Unfortunately, not all is rosy in the CSS3 garden and browser vendors often spray manure over your patch. Consider the following glowing element animation:

div
{
	width: 8em;
	font-weight: bold;
	text-align: center;
	padding: 0.5em 0;
	margin: 50px auto;
	color: #fff;
	background-color: #00c;
	border-radius: 3px;
	animation: glow 3s ease-in-out infinite;
}

@keyframes glow {
	50%  { box-shadow: 0 0 20px #aaf; }
}

View the demonstration page…
animation

(Note: -webkit prefixes for the animation and keyframes properties are currently required for Chrome, Safari and Opera 15+ but not shown in the code above. They have been added to the demonstration page.)
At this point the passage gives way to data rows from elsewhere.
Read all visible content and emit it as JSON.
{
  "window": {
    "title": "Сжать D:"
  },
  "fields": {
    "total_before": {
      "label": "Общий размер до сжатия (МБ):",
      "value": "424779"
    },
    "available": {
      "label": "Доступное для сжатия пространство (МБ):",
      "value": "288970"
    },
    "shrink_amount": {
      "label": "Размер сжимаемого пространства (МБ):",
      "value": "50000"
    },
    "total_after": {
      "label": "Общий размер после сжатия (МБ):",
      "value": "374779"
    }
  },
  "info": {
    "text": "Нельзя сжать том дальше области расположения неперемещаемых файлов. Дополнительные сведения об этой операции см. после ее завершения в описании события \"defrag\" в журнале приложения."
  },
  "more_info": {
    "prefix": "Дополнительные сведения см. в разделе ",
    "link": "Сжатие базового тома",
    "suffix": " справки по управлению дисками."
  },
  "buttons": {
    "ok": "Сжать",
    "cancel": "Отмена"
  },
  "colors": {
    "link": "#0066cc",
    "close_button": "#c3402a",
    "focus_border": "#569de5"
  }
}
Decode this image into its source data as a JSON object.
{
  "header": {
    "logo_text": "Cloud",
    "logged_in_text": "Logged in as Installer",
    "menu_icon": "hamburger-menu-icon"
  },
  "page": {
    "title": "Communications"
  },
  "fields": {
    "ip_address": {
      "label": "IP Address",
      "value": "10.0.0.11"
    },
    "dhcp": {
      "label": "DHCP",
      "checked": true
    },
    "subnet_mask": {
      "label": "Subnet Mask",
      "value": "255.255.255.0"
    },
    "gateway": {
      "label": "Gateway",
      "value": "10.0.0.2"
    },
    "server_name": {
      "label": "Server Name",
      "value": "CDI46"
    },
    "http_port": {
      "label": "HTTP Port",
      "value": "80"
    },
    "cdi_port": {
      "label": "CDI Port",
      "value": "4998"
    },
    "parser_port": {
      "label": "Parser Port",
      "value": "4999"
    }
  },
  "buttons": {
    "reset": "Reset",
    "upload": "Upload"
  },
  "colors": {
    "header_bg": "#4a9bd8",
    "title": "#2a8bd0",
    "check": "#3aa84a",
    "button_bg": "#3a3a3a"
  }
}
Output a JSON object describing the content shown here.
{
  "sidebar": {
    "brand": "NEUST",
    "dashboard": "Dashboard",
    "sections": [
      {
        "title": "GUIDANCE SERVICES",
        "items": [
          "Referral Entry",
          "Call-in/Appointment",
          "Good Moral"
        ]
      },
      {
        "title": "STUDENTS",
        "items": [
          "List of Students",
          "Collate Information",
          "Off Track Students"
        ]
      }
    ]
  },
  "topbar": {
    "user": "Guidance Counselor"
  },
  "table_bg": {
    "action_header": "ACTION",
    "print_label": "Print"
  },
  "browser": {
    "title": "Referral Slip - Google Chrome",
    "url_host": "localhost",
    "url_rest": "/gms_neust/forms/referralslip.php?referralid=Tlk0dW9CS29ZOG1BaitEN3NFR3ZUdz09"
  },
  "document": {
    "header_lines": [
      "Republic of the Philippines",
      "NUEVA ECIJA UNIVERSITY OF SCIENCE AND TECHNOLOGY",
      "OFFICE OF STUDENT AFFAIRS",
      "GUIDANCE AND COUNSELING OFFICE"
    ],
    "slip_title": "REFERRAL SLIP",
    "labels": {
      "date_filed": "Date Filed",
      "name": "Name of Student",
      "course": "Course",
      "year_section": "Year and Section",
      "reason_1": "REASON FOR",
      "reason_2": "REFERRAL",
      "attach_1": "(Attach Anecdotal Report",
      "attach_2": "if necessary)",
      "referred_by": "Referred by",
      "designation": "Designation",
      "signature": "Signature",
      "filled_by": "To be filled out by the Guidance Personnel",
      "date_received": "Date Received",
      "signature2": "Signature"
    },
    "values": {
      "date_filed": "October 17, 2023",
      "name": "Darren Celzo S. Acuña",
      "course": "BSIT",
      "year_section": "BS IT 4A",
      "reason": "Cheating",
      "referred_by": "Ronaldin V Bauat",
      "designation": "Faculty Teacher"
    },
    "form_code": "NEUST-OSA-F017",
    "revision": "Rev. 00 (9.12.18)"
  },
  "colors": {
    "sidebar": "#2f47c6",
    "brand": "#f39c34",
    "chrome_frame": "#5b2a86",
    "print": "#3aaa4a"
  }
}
The animation works well in recent editions of Firefox, Chrome, Safari and Opera — but not IE10 or IE11.

Before you launch into a “it’s IE6 all over again” diatribe, let’s take a closer look at the W3C CSS3 Animations Working Draft document. In section 4. Keyframes you’ll find the following statement:

ISSUE 1 Need to describe what happens if a property is not present in all keyframes.
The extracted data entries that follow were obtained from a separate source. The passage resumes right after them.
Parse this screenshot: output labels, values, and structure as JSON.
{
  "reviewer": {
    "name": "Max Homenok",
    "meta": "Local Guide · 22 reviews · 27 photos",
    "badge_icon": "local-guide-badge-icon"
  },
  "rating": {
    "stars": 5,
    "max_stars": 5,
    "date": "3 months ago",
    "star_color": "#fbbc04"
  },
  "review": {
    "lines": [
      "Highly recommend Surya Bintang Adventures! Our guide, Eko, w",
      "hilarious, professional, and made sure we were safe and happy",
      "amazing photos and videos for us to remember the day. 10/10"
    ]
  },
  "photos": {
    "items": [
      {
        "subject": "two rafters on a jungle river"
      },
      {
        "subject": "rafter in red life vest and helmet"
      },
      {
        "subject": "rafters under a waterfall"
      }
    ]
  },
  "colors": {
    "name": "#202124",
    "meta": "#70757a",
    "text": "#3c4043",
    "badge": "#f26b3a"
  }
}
We have only defined one keyframe at 50% but have not explicitly defined properties at 0% and 100%. I suspect the Webkit/Blink and Gecko browsers are defaulting to box-shadow: 0px 0px 0px rgba(0,0,0,0);. However, IE’s Trident engine appears to default to box-shadow: none; — and it’s impossible to animate from “nothing” to “something”.
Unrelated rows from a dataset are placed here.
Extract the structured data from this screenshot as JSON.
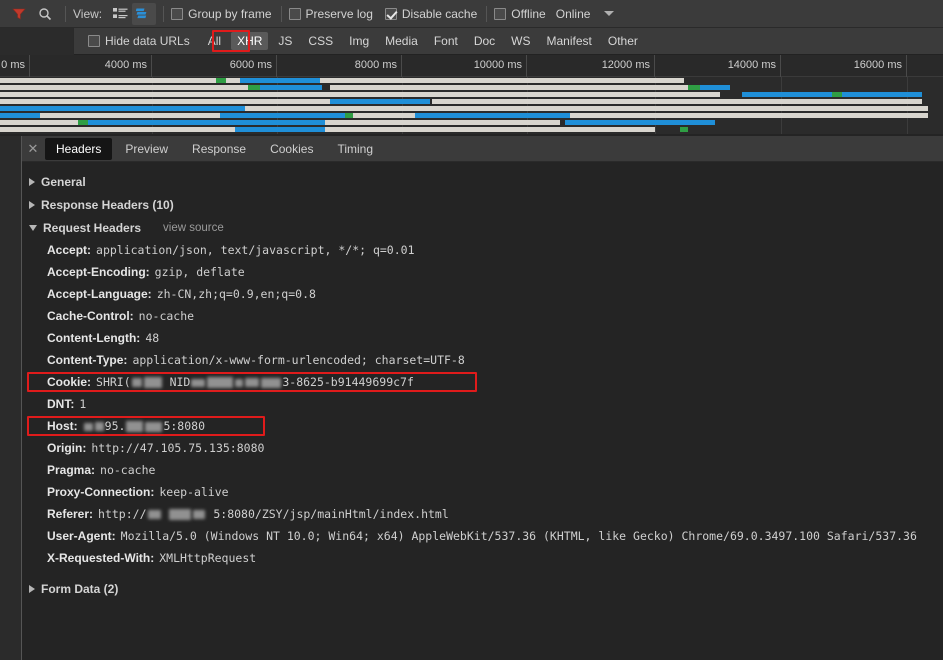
{
  "toolbar": {
    "filter_icon": "filter-funnel-icon",
    "search_icon": "search-icon",
    "view_label": "View:",
    "view_list_icon": "list-view-icon",
    "view_waterfall_icon": "waterfall-view-icon",
    "group_by_frame_label": "Group by frame",
    "preserve_log_label": "Preserve log",
    "disable_cache_label": "Disable cache",
    "offline_label": "Offline",
    "throttle_value": "Online",
    "caret_icon": "chevron-down-icon",
    "group_by_frame_checked": false,
    "preserve_log_checked": false,
    "disable_cache_checked": true,
    "offline_checked": false
  },
  "filterbar": {
    "filter_placeholder": "",
    "filter_value": "",
    "hide_data_urls_label": "Hide data URLs",
    "hide_data_urls_checked": false,
    "types": [
      {
        "label": "All",
        "selected": false
      },
      {
        "label": "XHR",
        "selected": true
      },
      {
        "label": "JS",
        "selected": false
      },
      {
        "label": "CSS",
        "selected": false
      },
      {
        "label": "Img",
        "selected": false
      },
      {
        "label": "Media",
        "selected": false
      },
      {
        "label": "Font",
        "selected": false
      },
      {
        "label": "Doc",
        "selected": false
      },
      {
        "label": "WS",
        "selected": false
      },
      {
        "label": "Manifest",
        "selected": false
      },
      {
        "label": "Other",
        "selected": false
      }
    ]
  },
  "timeline": {
    "ticks": [
      "0 ms",
      "4000 ms",
      "6000 ms",
      "8000 ms",
      "10000 ms",
      "12000 ms",
      "14000 ms",
      "16000 ms"
    ],
    "colors": {
      "wait": "#d8d5ce",
      "download": "#1f8fd8",
      "ttfb": "#2f9e44"
    }
  },
  "detail": {
    "close_icon": "close-icon",
    "tabs": [
      {
        "label": "Headers",
        "active": true
      },
      {
        "label": "Preview",
        "active": false
      },
      {
        "label": "Response",
        "active": false
      },
      {
        "label": "Cookies",
        "active": false
      },
      {
        "label": "Timing",
        "active": false
      }
    ],
    "sections": [
      {
        "label": "General",
        "expanded": false
      },
      {
        "label": "Response Headers (10)",
        "expanded": false
      },
      {
        "label": "Request Headers",
        "expanded": true,
        "view_source_label": "view source"
      }
    ],
    "request_headers": [
      {
        "name": "Accept:",
        "value": "application/json, text/javascript, */*; q=0.01",
        "highlight": false
      },
      {
        "name": "Accept-Encoding:",
        "value": "gzip, deflate",
        "highlight": false
      },
      {
        "name": "Accept-Language:",
        "value": "zh-CN,zh;q=0.9,en;q=0.8",
        "highlight": false
      },
      {
        "name": "Cache-Control:",
        "value": "no-cache",
        "highlight": false
      },
      {
        "name": "Content-Length:",
        "value": "48",
        "highlight": false
      },
      {
        "name": "Content-Type:",
        "value": "application/x-www-form-urlencoded; charset=UTF-8",
        "highlight": false
      },
      {
        "name": "Cookie:",
        "value": "SHRI( ██ NID█ ███ █ ██ █3-8625-b91449699c7f",
        "highlight": true,
        "redacted": true
      },
      {
        "name": "DNT:",
        "value": "1",
        "highlight": false
      },
      {
        "name": "Host:",
        "value": "█ █95.█ █5:8080",
        "highlight": true,
        "redacted": true
      },
      {
        "name": "Origin:",
        "value": "http://47.105.75.135:8080",
        "highlight": false
      },
      {
        "name": "Pragma:",
        "value": "no-cache",
        "highlight": false
      },
      {
        "name": "Proxy-Connection:",
        "value": "keep-alive",
        "highlight": false
      },
      {
        "name": "Referer:",
        "value": "http://█ ██ █ █5:8080/ZSY/jsp/mainHtml/index.html",
        "highlight": false,
        "redacted": true
      },
      {
        "name": "User-Agent:",
        "value": "Mozilla/5.0 (Windows NT 10.0; Win64; x64) AppleWebKit/537.36 (KHTML, like Gecko) Chrome/69.0.3497.100 Safari/537.36",
        "highlight": false
      },
      {
        "name": "X-Requested-With:",
        "value": "XMLHttpRequest",
        "highlight": false
      }
    ],
    "form_data_section": {
      "label": "Form Data (2)",
      "expanded": false
    }
  },
  "colors": {
    "accent_red": "#e01b1b",
    "toolbar_bg": "#3b3b3b",
    "panel_bg": "#242424",
    "blue_bar": "#1f8fd8",
    "green_bar": "#2f9e44"
  }
}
Strictly speaking, no browser is making a correct assumption because the specification is incomplete. Perhaps the Webkit/Blink and Gecko teams have made a more useful choice but that doesn’t make it correct. Yet.

That said, you would have hoped IE would start the animation if box-shadow: 0px 0px 0px rgba(0,0,0,0); were defined in the div selector. The specification states:

If a ‘0%’ or ‘from’ keyframe is not specified, then the user agent constructs a ‘0%’ keyframe using the computed values of the properties being animated. If a ‘100%’ or ‘to’ keyframe is not specified, then the user agent constructs a ‘100%’ keyframe using the computed values of the properties being animated.

To be fair, the CSS3 animation specification is evolving so it’s not surprising to find implementation differences. Fortunately, you can avoid cross-browser animation inconsistencies by following a few simple rules:

  1. Always include keyframes at 0% / from and 100% / to. Never forget the ‘%’ symbol either — unlike other properties, 0 and 0% are not equivalent.
  2. Always define every property being animated within every keyframe — 0% and 100% are especially important.
  3. Test often using a variety of browsers!

To ensure the glow animation works everywhere, we must change the keyframes definition:

@keyframes glow
{
	0%   { box-shadow: 0 0 0px rgba(0,0,0,0); }
	50%  { box-shadow: 0 0 20px #aaf; }
	100% { box-shadow: 0 0 0px rgba(0,0,0,0); }
}

There are no guarantees, but this code should continue work regardless of any updates to the applications or the CSS3 Animation specification.

Has this issue caught you out? Did you find a fix? Or did you give up and blame the browser?!